When two separate storms boasting 80-mile-per-hour winds and massive hail hit the Indianapolis area in April, it was just the beginning of headaches for some.

For others, it was the beginning of a lot of green.

A storm on April 2 produced straightline winds that knocked out windows and tore away portions of the façade at downtown's One Indiana Square office tower. The city was forced to close Pennsylvania Street for days to keep cars and pedestrians away from the danger of falling debris.

The office building's owners-Todd Maurer, Pittsburgh-based McKnight Development Co. and IBJ co-owners Michael Maurer and Robert Schloss-lined up temporary space for tenants.

The owners plan to replace the 1970 building's façade but are still weighing their options.

Home and car owners suffered the wrath of an April 14 storm that caused flooding and produced golf-ball- to baseball-sized hail for several minutes, leaving damaged cars and rooftops in its wake.

For insurers, the April 14 storm was the most destructive local event in recent history.

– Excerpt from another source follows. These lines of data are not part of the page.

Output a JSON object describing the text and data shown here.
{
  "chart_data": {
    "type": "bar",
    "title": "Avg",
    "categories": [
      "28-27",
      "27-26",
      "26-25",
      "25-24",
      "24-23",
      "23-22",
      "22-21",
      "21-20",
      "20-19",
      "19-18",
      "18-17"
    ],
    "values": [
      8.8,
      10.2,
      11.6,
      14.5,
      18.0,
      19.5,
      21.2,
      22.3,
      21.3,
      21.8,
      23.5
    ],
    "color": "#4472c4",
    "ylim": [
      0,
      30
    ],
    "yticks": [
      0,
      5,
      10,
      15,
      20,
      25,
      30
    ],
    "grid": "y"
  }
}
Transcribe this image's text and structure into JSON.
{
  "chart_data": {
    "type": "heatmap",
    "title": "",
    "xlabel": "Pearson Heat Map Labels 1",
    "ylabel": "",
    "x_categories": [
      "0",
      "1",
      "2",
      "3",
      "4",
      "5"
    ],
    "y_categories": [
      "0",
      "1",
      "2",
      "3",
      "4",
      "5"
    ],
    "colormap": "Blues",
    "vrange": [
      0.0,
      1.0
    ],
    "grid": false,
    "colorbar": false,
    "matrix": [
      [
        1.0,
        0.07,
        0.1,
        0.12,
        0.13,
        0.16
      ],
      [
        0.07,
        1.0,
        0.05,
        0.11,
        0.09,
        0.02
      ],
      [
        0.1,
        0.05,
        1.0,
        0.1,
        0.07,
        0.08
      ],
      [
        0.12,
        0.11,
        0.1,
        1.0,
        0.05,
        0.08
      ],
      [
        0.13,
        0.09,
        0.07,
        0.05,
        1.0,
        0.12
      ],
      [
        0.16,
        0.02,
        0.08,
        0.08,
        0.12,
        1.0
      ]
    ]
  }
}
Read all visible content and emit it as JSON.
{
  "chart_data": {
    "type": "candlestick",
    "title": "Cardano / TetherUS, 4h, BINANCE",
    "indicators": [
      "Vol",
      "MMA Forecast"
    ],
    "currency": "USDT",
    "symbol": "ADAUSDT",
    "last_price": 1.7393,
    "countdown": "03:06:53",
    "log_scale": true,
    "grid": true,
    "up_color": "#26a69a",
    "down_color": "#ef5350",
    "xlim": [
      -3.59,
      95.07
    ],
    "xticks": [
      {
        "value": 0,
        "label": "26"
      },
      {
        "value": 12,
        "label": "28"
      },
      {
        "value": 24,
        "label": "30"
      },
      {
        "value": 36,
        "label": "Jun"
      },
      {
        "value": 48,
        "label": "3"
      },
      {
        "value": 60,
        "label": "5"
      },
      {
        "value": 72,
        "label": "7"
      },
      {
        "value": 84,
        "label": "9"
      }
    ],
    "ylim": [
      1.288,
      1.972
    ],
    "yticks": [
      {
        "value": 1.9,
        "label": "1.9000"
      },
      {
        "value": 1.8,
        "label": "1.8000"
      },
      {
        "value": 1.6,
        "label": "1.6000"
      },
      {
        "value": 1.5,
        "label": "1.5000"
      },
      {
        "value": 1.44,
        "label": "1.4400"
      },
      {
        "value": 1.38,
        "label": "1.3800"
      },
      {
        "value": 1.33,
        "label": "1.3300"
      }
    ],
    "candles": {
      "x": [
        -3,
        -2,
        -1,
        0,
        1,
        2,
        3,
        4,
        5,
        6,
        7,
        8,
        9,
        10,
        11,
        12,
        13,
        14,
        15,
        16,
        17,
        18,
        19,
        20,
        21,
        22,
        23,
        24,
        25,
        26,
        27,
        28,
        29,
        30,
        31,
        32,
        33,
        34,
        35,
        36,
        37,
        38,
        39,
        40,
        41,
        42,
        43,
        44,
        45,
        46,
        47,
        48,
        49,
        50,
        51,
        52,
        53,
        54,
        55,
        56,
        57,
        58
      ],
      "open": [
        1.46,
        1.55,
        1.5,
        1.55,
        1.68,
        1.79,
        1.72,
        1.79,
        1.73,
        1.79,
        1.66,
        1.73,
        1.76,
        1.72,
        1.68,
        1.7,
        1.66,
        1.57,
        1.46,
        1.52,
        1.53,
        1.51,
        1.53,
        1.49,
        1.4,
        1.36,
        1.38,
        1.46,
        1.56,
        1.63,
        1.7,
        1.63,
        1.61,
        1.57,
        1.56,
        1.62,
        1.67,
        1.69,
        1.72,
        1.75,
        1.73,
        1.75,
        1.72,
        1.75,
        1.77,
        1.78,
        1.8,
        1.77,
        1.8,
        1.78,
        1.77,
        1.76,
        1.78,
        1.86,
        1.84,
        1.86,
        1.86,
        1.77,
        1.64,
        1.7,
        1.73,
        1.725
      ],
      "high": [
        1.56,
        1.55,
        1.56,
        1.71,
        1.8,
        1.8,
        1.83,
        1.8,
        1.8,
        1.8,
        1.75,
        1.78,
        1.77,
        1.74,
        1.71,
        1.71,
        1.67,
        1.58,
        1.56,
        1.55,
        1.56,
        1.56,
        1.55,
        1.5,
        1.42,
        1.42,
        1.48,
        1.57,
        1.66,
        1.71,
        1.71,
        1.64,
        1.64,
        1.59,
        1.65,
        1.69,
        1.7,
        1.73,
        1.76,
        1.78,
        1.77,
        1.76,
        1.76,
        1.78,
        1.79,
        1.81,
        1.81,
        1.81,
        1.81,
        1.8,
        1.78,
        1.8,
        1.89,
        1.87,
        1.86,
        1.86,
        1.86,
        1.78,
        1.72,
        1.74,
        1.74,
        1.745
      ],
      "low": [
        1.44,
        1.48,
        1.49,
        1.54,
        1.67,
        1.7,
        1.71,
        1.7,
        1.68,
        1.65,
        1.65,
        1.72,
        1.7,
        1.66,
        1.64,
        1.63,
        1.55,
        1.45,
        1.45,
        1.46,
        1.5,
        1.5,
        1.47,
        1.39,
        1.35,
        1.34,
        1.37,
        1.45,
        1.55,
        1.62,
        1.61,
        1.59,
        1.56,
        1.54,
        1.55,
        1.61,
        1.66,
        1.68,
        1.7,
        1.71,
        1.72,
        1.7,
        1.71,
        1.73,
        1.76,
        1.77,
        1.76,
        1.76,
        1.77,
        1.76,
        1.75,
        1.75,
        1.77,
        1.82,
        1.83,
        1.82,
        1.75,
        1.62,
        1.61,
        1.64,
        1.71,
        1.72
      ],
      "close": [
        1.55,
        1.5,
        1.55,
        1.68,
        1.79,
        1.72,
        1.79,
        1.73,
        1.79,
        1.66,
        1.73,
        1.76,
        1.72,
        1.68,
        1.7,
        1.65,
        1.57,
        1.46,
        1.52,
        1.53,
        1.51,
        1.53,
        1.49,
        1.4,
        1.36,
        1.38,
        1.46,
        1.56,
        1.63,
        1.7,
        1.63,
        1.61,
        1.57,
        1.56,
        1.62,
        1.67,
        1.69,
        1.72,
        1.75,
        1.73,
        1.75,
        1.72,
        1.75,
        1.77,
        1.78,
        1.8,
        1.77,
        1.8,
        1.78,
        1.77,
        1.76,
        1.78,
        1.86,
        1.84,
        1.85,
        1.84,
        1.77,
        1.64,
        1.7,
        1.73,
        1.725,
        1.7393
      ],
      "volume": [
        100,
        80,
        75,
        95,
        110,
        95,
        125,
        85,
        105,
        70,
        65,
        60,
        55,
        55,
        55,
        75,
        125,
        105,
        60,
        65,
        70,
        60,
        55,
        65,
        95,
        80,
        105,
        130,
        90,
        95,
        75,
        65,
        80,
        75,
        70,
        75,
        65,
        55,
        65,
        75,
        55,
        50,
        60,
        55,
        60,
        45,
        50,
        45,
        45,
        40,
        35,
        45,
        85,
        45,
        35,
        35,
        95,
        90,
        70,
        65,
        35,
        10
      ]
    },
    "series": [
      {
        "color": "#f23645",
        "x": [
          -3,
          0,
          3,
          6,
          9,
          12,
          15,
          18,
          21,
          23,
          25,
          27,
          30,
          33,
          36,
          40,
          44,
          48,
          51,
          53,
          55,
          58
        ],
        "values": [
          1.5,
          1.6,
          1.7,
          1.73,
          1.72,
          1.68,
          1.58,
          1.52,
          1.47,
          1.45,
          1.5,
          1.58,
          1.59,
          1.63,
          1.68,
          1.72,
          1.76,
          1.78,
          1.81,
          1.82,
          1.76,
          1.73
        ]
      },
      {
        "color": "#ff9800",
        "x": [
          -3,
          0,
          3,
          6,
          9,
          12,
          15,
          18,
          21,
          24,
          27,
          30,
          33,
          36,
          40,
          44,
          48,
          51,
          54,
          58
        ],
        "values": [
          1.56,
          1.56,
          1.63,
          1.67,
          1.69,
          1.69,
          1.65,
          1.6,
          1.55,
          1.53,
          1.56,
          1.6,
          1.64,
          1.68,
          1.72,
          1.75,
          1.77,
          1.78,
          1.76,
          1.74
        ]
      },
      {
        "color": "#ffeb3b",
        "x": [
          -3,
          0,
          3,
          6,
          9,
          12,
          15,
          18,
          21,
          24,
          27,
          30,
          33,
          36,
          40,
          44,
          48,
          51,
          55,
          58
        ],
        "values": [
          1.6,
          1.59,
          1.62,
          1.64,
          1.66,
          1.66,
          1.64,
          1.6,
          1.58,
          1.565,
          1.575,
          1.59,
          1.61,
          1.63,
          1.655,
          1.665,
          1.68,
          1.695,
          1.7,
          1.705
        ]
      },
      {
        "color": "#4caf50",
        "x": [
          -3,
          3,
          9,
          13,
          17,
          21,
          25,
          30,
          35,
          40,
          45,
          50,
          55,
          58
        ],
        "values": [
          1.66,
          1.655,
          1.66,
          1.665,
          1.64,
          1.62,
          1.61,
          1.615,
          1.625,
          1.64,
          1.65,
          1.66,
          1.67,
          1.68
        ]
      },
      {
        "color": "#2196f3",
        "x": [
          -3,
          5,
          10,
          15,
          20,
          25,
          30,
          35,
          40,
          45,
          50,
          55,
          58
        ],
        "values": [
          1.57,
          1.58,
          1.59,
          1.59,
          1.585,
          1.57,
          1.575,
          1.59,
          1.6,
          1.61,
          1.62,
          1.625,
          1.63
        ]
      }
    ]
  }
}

According to New Jersey-based ISO Property Claim Services unit, a group that tracks the cost of disasters, 277,500 insurance claims were filed due to the storm stemming from $1.2 billion in damage.

Because of the storm, roofers and car body shops were deluged with business.

Illinois-based State Farm, which insures more Indiana homes than any other company, received more than 43,000 homeowner claims from the storm, spurring payouts topping $200 million.

Another big insurer of central Indiana homes, locally based Indiana Farm Bureau Insurance Co., also has settled more than 90 percent of the 6,581 homeowner claims it has received since the storm, paying out $46.5 million.